Une fois ce constat effectué, il faut ensuite regarder
l'autre côté de la médaille. Peut-on accuser
les autorités gouvernementales d'avoir pris des décisions
qui nuisent au développement régional ? Comme le
rappelle le
plus récent livre de Charles Côté et de Daniel
Larouche, Radiographie d'une mort fine, les gouvernements
du Québec ont, depuis la Révolution tranquille,
délibérément choisi de drainer les ressources
publiques vers
les grands centres au détriment des régions éloignées.
Suivant les recommandations du rapport fédéral Higgins-Martin-Raynaud,
"[..]l'État n'a jamais cessé de maintenir,
voire d'amplifier, les disparités interrégionales
qui existaient voilà plus de 30 ans au Québec."

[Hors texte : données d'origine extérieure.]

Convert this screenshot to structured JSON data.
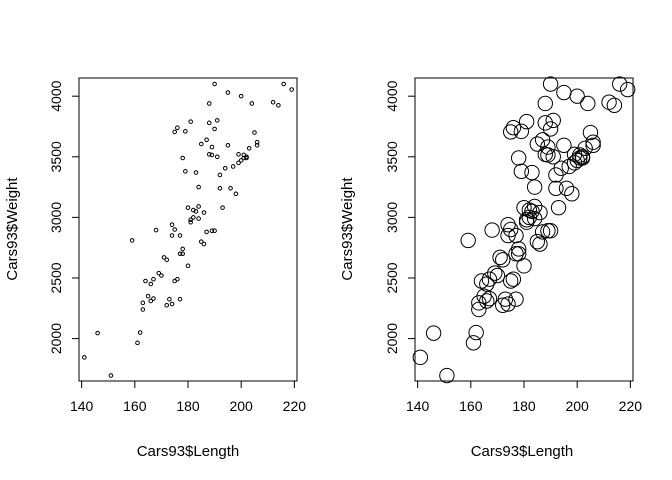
{
  "chart_data": [
    {
      "type": "scatter",
      "title": "",
      "xlabel": "Cars93$Length",
      "ylabel": "Cars93$Weight",
      "xlim": [
        139,
        221
      ],
      "ylim": [
        1650,
        4150
      ],
      "xticks": [
        140,
        160,
        180,
        200,
        220
      ],
      "yticks": [
        2000,
        2500,
        3000,
        3500,
        4000
      ],
      "grid": false,
      "legend": "none",
      "point_style": "small-open-circle",
      "color": "#000000",
      "series": [
        {
          "x": [
            141,
            146,
            151,
            159,
            161,
            162,
            163,
            163,
            164,
            165,
            166,
            166,
            167,
            167,
            168,
            169,
            170,
            171,
            172,
            172,
            173,
            174,
            174,
            174,
            175,
            175,
            175,
            176,
            176,
            177,
            177,
            177,
            178,
            178,
            178,
            179,
            179,
            180,
            180,
            181,
            181,
            181,
            182,
            182,
            183,
            183,
            184,
            184,
            184,
            185,
            185,
            186,
            186,
            187,
            187,
            188,
            188,
            188,
            189,
            189,
            189,
            190,
            190,
            190,
            191,
            191,
            192,
            192,
            193,
            194,
            195,
            195,
            196,
            197,
            198,
            199,
            199,
            200,
            200,
            201,
            201,
            202,
            202,
            203,
            204,
            205,
            206,
            206,
            212,
            214,
            216,
            219
          ],
          "y": [
            1845,
            2045,
            1695,
            2810,
            1965,
            2050,
            2240,
            2295,
            2475,
            2350,
            2310,
            2450,
            2330,
            2490,
            2895,
            2540,
            2520,
            2670,
            2650,
            2275,
            2325,
            2285,
            2850,
            2940,
            3705,
            2475,
            2900,
            3740,
            2490,
            2850,
            2325,
            2700,
            3490,
            2700,
            2740,
            3380,
            3710,
            3080,
            2600,
            3790,
            2980,
            2960,
            3000,
            3060,
            3370,
            3050,
            3090,
            2990,
            3250,
            3605,
            2800,
            2780,
            3040,
            3640,
            2880,
            3520,
            3940,
            3780,
            3515,
            2890,
            3580,
            3730,
            4100,
            2890,
            3800,
            3500,
            3240,
            3350,
            3080,
            3405,
            3595,
            4030,
            3240,
            3420,
            3195,
            3520,
            3450,
            3470,
            4000,
            3490,
            3515,
            3500,
            3490,
            3570,
            3940,
            3700,
            3595,
            3620,
            3950,
            3925,
            4100,
            4055
          ]
        }
      ]
    },
    {
      "type": "scatter",
      "title": "",
      "xlabel": "Cars93$Length",
      "ylabel": "Cars93$Weight",
      "xlim": [
        139,
        221
      ],
      "ylim": [
        1650,
        4150
      ],
      "xticks": [
        140,
        160,
        180,
        200,
        220
      ],
      "yticks": [
        2000,
        2500,
        3000,
        3500,
        4000
      ],
      "grid": false,
      "legend": "none",
      "point_style": "large-open-circle",
      "color": "#000000",
      "series": [
        {
          "x": [
            141,
            146,
            151,
            159,
            161,
            162,
            163,
            163,
            164,
            165,
            166,
            166,
            167,
            167,
            168,
            169,
            170,
            171,
            172,
            172,
            173,
            174,
            174,
            174,
            175,
            175,
            175,
            176,
            176,
            177,
            177,
            177,
            178,
            178,
            178,
            179,
            179,
            180,
            180,
            181,
            181,
            181,
            182,
            182,
            183,
            183,
            184,
            184,
            184,
            185,
            185,
            186,
            186,
            187,
            187,
            188,
            188,
            188,
            189,
            189,
            189,
            190,
            190,
            190,
            191,
            191,
            192,
            192,
            193,
            194,
            195,
            195,
            196,
            197,
            198,
            199,
            199,
            200,
            200,
            201,
            201,
            202,
            202,
            203,
            204,
            205,
            206,
            206,
            212,
            214,
            216,
            219
          ],
          "y": [
            1845,
            2045,
            1695,
            2810,
            1965,
            2050,
            2240,
            2295,
            2475,
            2350,
            2310,
            2450,
            2330,
            2490,
            2895,
            2540,
            2520,
            2670,
            2650,
            2275,
            2325,
            2285,
            2850,
            2940,
            3705,
            2475,
            2900,
            3740,
            2490,
            2850,
            2325,
            2700,
            3490,
            2700,
            2740,
            3380,
            3710,
            3080,
            2600,
            3790,
            2980,
            2960,
            3000,
            3060,
            3370,
            3050,
            3090,
            2990,
            3250,
            3605,
            2800,
            2780,
            3040,
            3640,
            2880,
            3520,
            3940,
            3780,
            3515,
            2890,
            3580,
            3730,
            4100,
            2890,
            3800,
            3500,
            3240,
            3350,
            3080,
            3405,
            3595,
            4030,
            3240,
            3420,
            3195,
            3520,
            3450,
            3470,
            4000,
            3490,
            3515,
            3500,
            3490,
            3570,
            3940,
            3700,
            3595,
            3620,
            3950,
            3925,
            4100,
            4055
          ]
        }
      ]
    }
  ]
}
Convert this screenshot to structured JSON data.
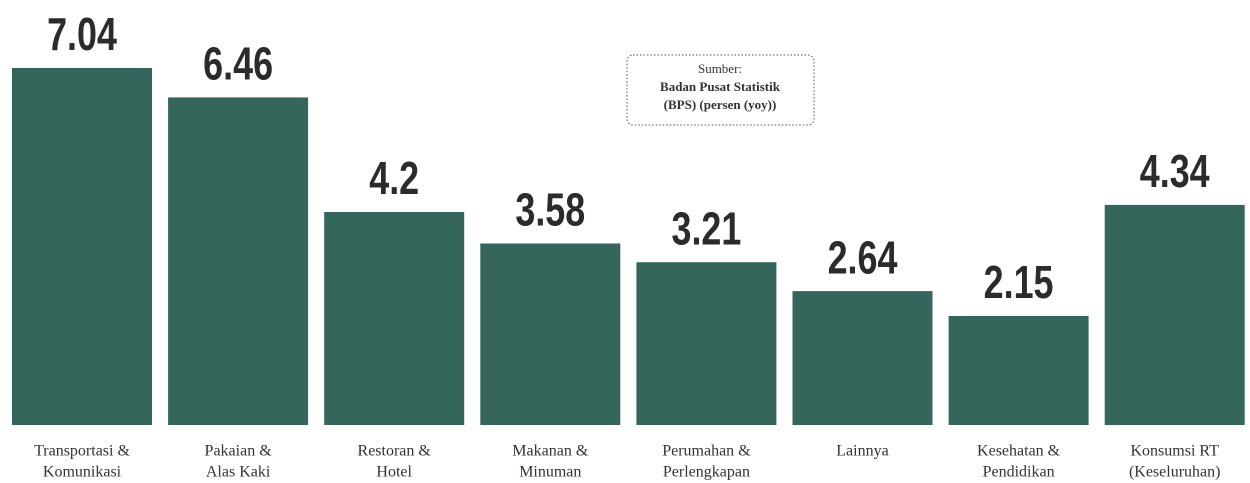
{
  "chart_data": {
    "type": "bar",
    "categories": [
      [
        "Transportasi &",
        "Komunikasi"
      ],
      [
        "Pakaian &",
        "Alas Kaki"
      ],
      [
        "Restoran &",
        "Hotel"
      ],
      [
        "Makanan &",
        "Minuman"
      ],
      [
        "Perumahan &",
        "Perlengkapan"
      ],
      [
        "Lainnya"
      ],
      [
        "Kesehatan &",
        "Pendidikan"
      ],
      [
        "Konsumsi RT",
        "(Keseluruhan)"
      ]
    ],
    "values": [
      7.04,
      6.46,
      4.2,
      3.58,
      3.21,
      2.64,
      2.15,
      4.34
    ],
    "color": "#35665b",
    "annotation": {
      "label": "Sumber:",
      "lines": [
        "Badan Pusat Statistik",
        "(BPS) (persen (yoy))"
      ]
    }
  }
}
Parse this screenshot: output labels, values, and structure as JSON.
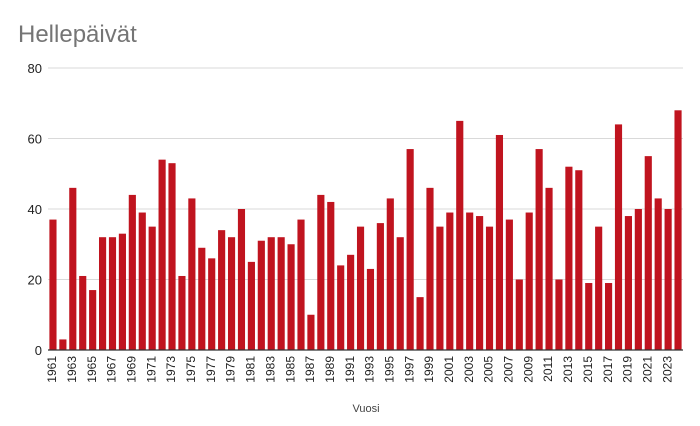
{
  "chart_data": {
    "type": "bar",
    "title": "Hellepäivät",
    "xlabel": "Vuosi",
    "ylabel": "",
    "ylim": [
      0,
      80
    ],
    "yticks": [
      0,
      20,
      40,
      60,
      80
    ],
    "grid": true,
    "bar_color": "#c0141f",
    "categories": [
      "1961",
      "1962",
      "1963",
      "1964",
      "1965",
      "1966",
      "1967",
      "1968",
      "1969",
      "1970",
      "1971",
      "1972",
      "1973",
      "1974",
      "1975",
      "1976",
      "1977",
      "1978",
      "1979",
      "1980",
      "1981",
      "1982",
      "1983",
      "1984",
      "1985",
      "1986",
      "1987",
      "1988",
      "1989",
      "1990",
      "1991",
      "1992",
      "1993",
      "1994",
      "1995",
      "1996",
      "1997",
      "1998",
      "1999",
      "2000",
      "2001",
      "2002",
      "2003",
      "2004",
      "2005",
      "2006",
      "2007",
      "2008",
      "2009",
      "2010",
      "2011",
      "2012",
      "2013",
      "2014",
      "2015",
      "2016",
      "2017",
      "2018",
      "2019",
      "2020",
      "2021",
      "2022",
      "2023",
      "2024"
    ],
    "tick_labels": [
      "1961",
      "1963",
      "1965",
      "1967",
      "1969",
      "1971",
      "1973",
      "1975",
      "1977",
      "1979",
      "1981",
      "1983",
      "1985",
      "1987",
      "1989",
      "1991",
      "1993",
      "1995",
      "1997",
      "1999",
      "2001",
      "2003",
      "2005",
      "2007",
      "2009",
      "2011",
      "2013",
      "2015",
      "2017",
      "2019",
      "2021",
      "2023"
    ],
    "values": [
      37,
      3,
      46,
      21,
      17,
      32,
      32,
      33,
      44,
      39,
      35,
      54,
      53,
      21,
      43,
      29,
      26,
      34,
      32,
      40,
      25,
      31,
      32,
      32,
      30,
      37,
      10,
      44,
      42,
      24,
      27,
      35,
      23,
      36,
      43,
      32,
      57,
      15,
      46,
      35,
      39,
      65,
      39,
      38,
      35,
      61,
      37,
      20,
      39,
      57,
      46,
      20,
      52,
      51,
      19,
      35,
      19,
      64,
      38,
      40,
      55,
      43,
      40,
      68
    ]
  }
}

( dans Le Devoir, 21 mars, p. B1)
Une telle orientation politique s'avère tout simplement
honteuse. Cependant, refuser de participer au dialogue et traduire
en justice les dirigeants politiques concernés ne ferait
qu'envenimer la situation. En ce sens, malgré tout le respect
que nous leur devons, les Patriotes de la Gaspésie versent
dans le pur délire en choisissant une telle option. Pour
avancer, il faut s'asseoir et discuter avec les autorités
gouvernementales. Agir autrement leur donnerait raison et compromettrait
nos chances de nous sortir du pétrin. Inutile de palabrer
sur les aberrations du passé. La solution se trouve dans
un changement d'orientation. Certes, des faits prouvent que la
Gaspésie, les îles- de- la- Madeleine, le Bas Saint-Laurent,
la Côte-Nord, le Saguenay-Lac-Saint-Jean, l'Abitibi et le
Témiscamingue ne sont pas considérés de façon
juste. Mais la réparation la plus salutaire qu'on puisse
alors exiger des gouvernements consiste tout simplement en un
réforme des politiques régionales. Nos dirigeants
politiques mériteront notre considération dans la
mesure où ils choisiront d'adopter des attitudes plus respectueuses
des populations rurales. En outre, il s'agira là pour eux
d'une belle occasion de démontrer s'ils savent agir en
cohérence avec les beaux principes humanistes et modernes
dont ils se targuent. Et il en va de l'intégrité
de toute la province puisque le Québec dépend dans
une large mesure des régions éloignées. Voilà
pourquoi il faut travailler tous ensemble. Le temps est venu de
passer à l'action.
En bout de ligne, une question fondamentale se présente.
Et celle-ci implique la notion de dignité. Les Gaspésiennes
et Gaspésiens sont-ils des citoyens moins importants que
les autres aux yeux du Québec ? Nous devrions nous interroger
sérieusement sur ce que nous comptons faire des régions.
Car sans elles, le Québec de demain n'est qu'un faux-semblant.